Partai Pekerja Korea kembali memilih Kim Jong Un sebagai sekretaris jenderal partai berkuasa di Korea Utara itu. Keputusan ini diambil dalam Kongres Kesembilan Partai Pekerja Korea pada Minggu, 22 Februari 2026.
KCNA yang dikelola pemerintah mengatakan bahwa di bawah kepemimpinan Kim, Korea Utara secara radikal meningkatkan pencegahan perangnya dengan kekuatan nuklir sebagai porosnya.
Namun, mengingat kerahasiaan rezim tersebut, tidak jelas seberapa besar kemajuan teknologi yang sebenarnya telah dicapai militernya. Korea Utara menghadapi sanksi internasional yang telah lama berlaku karena program senjata nuklirnya.
Kongres partai Korea Utara yang sedang berlangsung, yang diadakan setiap lima tahun sekali dalam dekade terakhir, dimulai pada 19 Februari.
Menurut KCNA, ada 5.000 anggota partai yang menghadiri Kongres Kesembilan Partai Buruh.

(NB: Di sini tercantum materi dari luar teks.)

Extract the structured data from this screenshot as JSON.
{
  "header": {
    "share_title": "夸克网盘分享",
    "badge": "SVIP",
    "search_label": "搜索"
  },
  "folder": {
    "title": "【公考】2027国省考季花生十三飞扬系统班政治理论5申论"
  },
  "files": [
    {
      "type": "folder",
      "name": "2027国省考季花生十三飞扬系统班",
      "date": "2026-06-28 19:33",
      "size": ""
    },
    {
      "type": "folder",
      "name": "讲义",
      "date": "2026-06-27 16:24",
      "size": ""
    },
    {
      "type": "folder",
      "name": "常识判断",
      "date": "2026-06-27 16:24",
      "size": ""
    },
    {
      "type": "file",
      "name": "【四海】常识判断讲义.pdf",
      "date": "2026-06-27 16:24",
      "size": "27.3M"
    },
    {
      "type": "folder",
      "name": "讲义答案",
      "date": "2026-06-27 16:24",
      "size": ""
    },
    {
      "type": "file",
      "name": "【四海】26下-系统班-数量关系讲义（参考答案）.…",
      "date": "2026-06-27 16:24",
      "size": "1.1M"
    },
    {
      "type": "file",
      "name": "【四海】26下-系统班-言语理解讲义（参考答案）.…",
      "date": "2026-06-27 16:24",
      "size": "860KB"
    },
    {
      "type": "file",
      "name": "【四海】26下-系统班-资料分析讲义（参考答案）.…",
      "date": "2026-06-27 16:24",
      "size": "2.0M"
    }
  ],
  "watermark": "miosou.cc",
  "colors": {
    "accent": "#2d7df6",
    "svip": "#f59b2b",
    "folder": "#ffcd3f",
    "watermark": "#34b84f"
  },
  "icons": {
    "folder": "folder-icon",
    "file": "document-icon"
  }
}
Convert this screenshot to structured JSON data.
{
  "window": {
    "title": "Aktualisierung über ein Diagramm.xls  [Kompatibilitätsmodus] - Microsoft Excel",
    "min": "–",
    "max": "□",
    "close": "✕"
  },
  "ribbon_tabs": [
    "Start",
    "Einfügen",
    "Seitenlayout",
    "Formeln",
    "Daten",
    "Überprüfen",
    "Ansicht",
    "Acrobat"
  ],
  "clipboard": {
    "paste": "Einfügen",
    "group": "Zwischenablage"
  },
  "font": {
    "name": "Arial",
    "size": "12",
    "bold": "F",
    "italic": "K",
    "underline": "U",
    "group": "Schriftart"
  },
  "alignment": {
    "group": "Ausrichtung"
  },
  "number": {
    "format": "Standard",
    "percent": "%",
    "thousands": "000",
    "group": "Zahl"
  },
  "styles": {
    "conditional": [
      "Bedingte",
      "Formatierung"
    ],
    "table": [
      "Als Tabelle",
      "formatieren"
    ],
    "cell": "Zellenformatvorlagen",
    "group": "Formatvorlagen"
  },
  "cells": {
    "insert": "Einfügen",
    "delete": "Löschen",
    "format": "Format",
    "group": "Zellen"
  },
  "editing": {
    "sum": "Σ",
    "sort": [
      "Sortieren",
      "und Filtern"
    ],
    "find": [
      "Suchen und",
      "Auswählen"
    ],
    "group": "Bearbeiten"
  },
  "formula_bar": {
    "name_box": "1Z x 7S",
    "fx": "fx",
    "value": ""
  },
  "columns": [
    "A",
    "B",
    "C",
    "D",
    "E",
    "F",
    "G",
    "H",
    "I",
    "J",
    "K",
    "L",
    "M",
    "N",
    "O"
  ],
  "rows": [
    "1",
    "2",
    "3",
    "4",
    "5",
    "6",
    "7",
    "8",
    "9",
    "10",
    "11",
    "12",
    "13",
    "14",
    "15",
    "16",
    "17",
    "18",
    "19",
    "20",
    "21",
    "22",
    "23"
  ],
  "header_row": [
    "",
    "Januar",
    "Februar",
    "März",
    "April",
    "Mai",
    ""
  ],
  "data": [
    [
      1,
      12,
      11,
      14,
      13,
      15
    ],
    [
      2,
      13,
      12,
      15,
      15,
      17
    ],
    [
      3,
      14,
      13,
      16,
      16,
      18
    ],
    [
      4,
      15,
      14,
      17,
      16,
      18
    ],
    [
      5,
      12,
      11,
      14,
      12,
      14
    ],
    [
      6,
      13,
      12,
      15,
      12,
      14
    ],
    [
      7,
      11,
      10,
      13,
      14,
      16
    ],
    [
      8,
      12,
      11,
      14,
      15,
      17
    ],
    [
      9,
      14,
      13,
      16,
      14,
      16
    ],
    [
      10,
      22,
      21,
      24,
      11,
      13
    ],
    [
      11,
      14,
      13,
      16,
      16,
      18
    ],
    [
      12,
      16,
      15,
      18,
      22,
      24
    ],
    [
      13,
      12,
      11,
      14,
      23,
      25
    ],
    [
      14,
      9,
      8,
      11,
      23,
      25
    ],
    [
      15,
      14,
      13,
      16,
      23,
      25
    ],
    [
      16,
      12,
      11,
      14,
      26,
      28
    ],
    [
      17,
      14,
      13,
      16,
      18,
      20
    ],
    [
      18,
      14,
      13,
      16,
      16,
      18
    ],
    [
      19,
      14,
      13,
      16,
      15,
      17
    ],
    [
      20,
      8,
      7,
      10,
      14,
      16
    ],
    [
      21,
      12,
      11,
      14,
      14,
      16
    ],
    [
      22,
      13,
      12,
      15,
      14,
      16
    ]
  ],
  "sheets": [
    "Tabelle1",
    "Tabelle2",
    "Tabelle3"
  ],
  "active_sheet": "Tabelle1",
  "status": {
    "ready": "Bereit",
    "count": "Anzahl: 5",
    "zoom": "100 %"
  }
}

Kongres partai ini menawarkan sekilas pandangan langka ke dalam struktur kekuasaan politik di Korea Utara, yang tetap sangat tertutup bahkan bagi pengamat yang paling jeli sekalipun.
Meskipun Kim tetap berada di puncak kepemimpinan Korea Utara, presidium kongres partai—komite eksekutifnya—telah dirombak sejak pertemuan terakhir pada tahun 2021. Lebih dari setengah dari 39 anggotanya telah diganti, menurut media pemerintah.
Pertemuan-pertemuan tersebut, yang secara luas dianggap sebagai peristiwa politik terpenting Korea Utara, juga memberikan wawasan tentang prioritas negara tersebut, mulai dari kebijakan luar negeri hingga ambisi nuklirnya.
Menjelang kongres partai, di mana Kim diperkirakan akan mengumumkan fase selanjutnya dari program senjata nuklir negara itu, Korea Utara meluncurkan apa yang disebutnya sebagai serangkaian peluncur roket berkemampuan nuklir.
Dalam pidato pembukaannya pekan lalu, Kim berjanji untuk meningkatkan ekonomi negara dan standar hidup rakyat, yang digambarkannya sebagai "tugas-tugas bersejarah yang berat dan mendesak".